I do not publish “guest posts” that are offered for the purpose of building links (see Paid Links above), which happens almost daily. If someone emails me to propose a guest post, the answer is basically always no.

Banner Ads: Yes

I do run banner ads on Exploring Wild. I’m sorry! I hate them too.

Income from ads, along with careful use of affiliate links, is what allows me to justify working on this site instead of the more traditional career I stepped away from. We all need to pay our bills somehow.

The ads on Exploring Wild are served through Mediavine, a respected ad management company focused on bloggers and content creators. They offer fine-grained controls that I’ve used to block ad topics I find ethically questionable, and they comply with the ever-changing world of consumer privacy regulations and best practices. I use their settings to adjust the ad density to lower than the recommended amount, and I don’t run annoying popup or video ads that I find too intrusive, even though they would make more money.

For more information about advertising data, see my Privacy Policy. If you’re in California, you can access the standard California Consumer Privacy Act controls by scrolling to the bottom of any page and clicking “Do not sell my personal information.”

Honesty: Always

I do always try to be honest about the amount of experience and expertise I bring to my writing. I acknowledge that I am not the best, fastest, most hardcore, or most experienced among hikers, bikers, travelers, or anyone else. I am just another person out there doing my thing, and I happen to also love writing and website building more than most. Hence you are reading what I have to say instead of others with equal or greater experience.

Fortunately I know enough to know what I don’t know. I supplement my personal experience with knowledge from online research and picking the brains of other adventurers, both online and in person. Meeting other experienced folks is one of the many advantages of spending time on long-distance trails and routes.

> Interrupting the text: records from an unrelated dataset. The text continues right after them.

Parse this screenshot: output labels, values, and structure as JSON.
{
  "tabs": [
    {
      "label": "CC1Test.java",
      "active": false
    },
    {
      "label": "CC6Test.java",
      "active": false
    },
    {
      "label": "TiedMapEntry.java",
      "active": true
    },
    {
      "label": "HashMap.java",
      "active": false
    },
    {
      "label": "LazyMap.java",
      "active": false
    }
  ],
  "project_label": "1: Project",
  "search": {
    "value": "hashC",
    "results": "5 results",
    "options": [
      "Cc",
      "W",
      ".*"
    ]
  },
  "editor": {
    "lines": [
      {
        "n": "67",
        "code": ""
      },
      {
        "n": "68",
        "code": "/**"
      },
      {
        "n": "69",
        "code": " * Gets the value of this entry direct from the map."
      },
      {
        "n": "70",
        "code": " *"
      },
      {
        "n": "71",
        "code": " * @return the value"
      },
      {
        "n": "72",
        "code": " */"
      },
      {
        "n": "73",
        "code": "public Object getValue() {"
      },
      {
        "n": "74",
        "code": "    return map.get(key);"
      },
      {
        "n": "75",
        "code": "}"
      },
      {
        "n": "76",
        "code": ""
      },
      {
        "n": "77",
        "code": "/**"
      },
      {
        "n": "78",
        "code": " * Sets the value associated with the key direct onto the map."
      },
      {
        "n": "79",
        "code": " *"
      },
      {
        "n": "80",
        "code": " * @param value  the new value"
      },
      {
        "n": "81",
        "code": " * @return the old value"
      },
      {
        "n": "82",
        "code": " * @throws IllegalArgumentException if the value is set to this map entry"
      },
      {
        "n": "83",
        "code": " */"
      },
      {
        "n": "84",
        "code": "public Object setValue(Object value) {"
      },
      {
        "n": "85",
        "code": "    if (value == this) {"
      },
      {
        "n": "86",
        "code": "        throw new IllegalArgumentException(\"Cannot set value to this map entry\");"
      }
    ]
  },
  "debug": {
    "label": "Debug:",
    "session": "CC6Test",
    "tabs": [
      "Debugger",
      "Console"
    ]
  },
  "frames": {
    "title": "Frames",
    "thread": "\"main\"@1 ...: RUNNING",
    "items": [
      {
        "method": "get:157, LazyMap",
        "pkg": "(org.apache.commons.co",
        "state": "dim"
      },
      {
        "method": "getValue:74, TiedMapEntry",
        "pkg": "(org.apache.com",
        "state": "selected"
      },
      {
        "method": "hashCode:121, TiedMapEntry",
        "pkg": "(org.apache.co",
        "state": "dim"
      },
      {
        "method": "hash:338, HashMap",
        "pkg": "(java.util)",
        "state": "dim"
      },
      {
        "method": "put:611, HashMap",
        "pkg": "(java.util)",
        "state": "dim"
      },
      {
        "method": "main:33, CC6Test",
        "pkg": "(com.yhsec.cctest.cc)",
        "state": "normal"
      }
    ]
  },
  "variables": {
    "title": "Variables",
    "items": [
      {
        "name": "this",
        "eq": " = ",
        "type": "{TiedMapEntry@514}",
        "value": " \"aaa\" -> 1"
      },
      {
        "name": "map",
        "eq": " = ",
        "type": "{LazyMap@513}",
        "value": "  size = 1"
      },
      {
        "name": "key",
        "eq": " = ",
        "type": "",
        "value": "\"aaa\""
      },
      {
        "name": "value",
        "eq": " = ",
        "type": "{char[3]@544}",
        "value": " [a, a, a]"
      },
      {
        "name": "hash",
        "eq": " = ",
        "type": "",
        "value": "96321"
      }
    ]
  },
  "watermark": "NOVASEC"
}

I never write about unfamiliar subjects just because they will bring traffic to the site. I’m happiest when creating unique niche content that meets a real need and doesn’t already exist.

Hopefully this policy has given you a better sense of what you can expect on Exploring Wild. Maybe it’s also opened your eyes to the complications of online information, so you’ll be better equipped to know what you can and can’t trust as you explore the wild world of… online content.